A Ministry for Primary Industries report provided to RNZ shows Parker was investigated in 2019.
It found he likely contravened the Forests Act, exporting swamp kauri to China and calling it artwork. Products must be manufactured not just raw wood.
But the ministry decided not to prosecute because officials initially told Parker the kauri was compliant.
Furrell said the Prime Minister's office needed to do more "investigating" when buying gifts for world-famous people, and had shown "a lack of care".
"To us swamp kauri, of all things for a gift to America, is really not on. It's shocking after all the work we've gone through to try and protect these wetlands that produce the swamp kauri."
The society took a fight to stop the export of raw swamp kauri logs all the way to the Supreme Court in 2018, and won.
The timber is milled from trees that have been buried and preserved in peat swamps for between 800 and 60,000 years.
Extraction can damage ecosystems as well as historically and culturally important sites, although NIWA surveys suggest most swamp kauri now sits under farm paddocks.
"Any use of swamp kauri that is featured by our government, therefore puts our our wetlands at risk, because people will want more swamp kauri now," Furrell said.
She said the swamp kauri gift was "appalling" mistake and "wasn't moral" - and the president should reconsider his possession of the wood extracted by Parker.
"He [Biden] could make the decision himself. Perhaps it could be returned to New Zealand."
Nelson Parker confirmed the wood came from farmland in the Kai Iwi Lakes area.

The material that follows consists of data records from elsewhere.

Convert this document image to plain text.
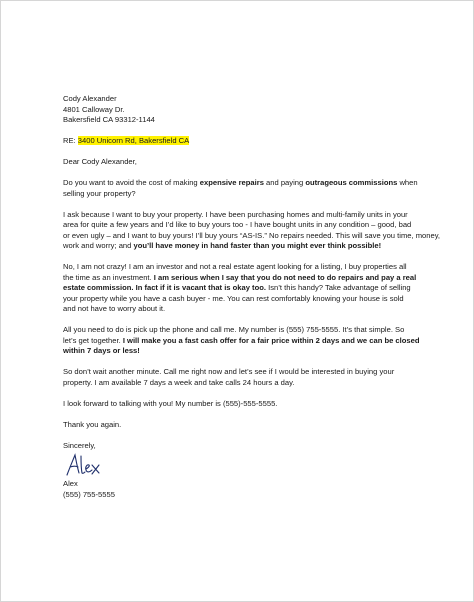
Cody Alexander
4801 Calloway Dr.
Bakersfield CA 93312-1144
RE: 3400 Unicorn Rd, Bakersfield CA
Dear Cody Alexander,
Do you want to avoid the cost of making expensive repairs and paying outrageous commissions when
selling your property?
I ask because I want to buy your property. I have been purchasing homes and multi-family units in your
area for quite a few years and I’d like to buy yours too - I have bought units in any condition – good, bad
or even ugly – and I want to buy yours! I’ll buy yours “AS-IS.” No repairs needed. This will save you time, money,
work and worry; and you’ll have money in hand faster than you might ever think possible!
No, I am not crazy! I am an investor and not a real estate agent looking for a listing, I buy properties all
the time as an investment. I am serious when I say that you do not need to do repairs and pay a real
estate commission. In fact if it is vacant that is okay too. Isn’t this handy? Take advantage of selling
your property while you have a cash buyer - me. You can rest comfortably knowing your house is sold
and not have to worry about it.
All you need to do is pick up the phone and call me. My number is (555) 755-5555. It’s that simple. So
let’s get together. I will make you a fast cash offer for a fair price within 2 days and we can be closed
within 7 days or less!
So don’t wait another minute. Call me right now and let’s see if I would be interested in buying your
property. I am available 7 days a week and take calls 24 hours a day.
I look forward to talking with you! My number is (555)-555-5555.
Thank you again.
Sincerely,
Alex
(555) 755-5555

Te Roroa are mana whenua there.
In a statement, the iwi's development group general manager Snow Tane said: "Te Roroa had no knowledge that a bowl from our rohe had been gifted to the POTUS."
"The Prime Minister's office should have considered acknowledging mana whenua."
He said Te Roroa had witnessed "desecration" of swamplands for valuable timber.
"These taonga have now moved beyond us, and a lot of people have made a lot of profit from them."
And he said past governments, and the current government, had not prioritised protecting swamp kauri remnants.
The Prime Minister's office has not responded to requests for comment.
But Nelson Parker, owner of Nelson's Kaihu Kauri near Dargaville, told RNZ it was "rude" of people to criticise the Prime Minister's gift and suggest it be returned.
"To think that people, somebody, can out of the goodness of their heart give a gift to somebody and then somebody comes in behind and says 'well that's wrong, it's illegal, it's immoral' or whatever they say. To me that shows you the the quality of the people actually."
He said: "To be quite blunt, these people, they're probably listed as zero in my, my opinion, as far as I'm concerned.
"I can pretty well describe these people to you, they probably don't do anything. They're parasites. As far as I'm concerned, if they want to meddle in what we do, well, then it's not a wise thing to do."
But he did comment on the MPI probe in 2019, into his swamp kauri export that investigators concluded was in "contravention of the [Forests] Act".
Parker said they were wrong.
"Here we are digging up some paths that is [sic] very, very close to a nerve. It was always an art form. It was never a log. And this is where it has been misconstrued."
Parker said the Biden gift hadn't changed his sales.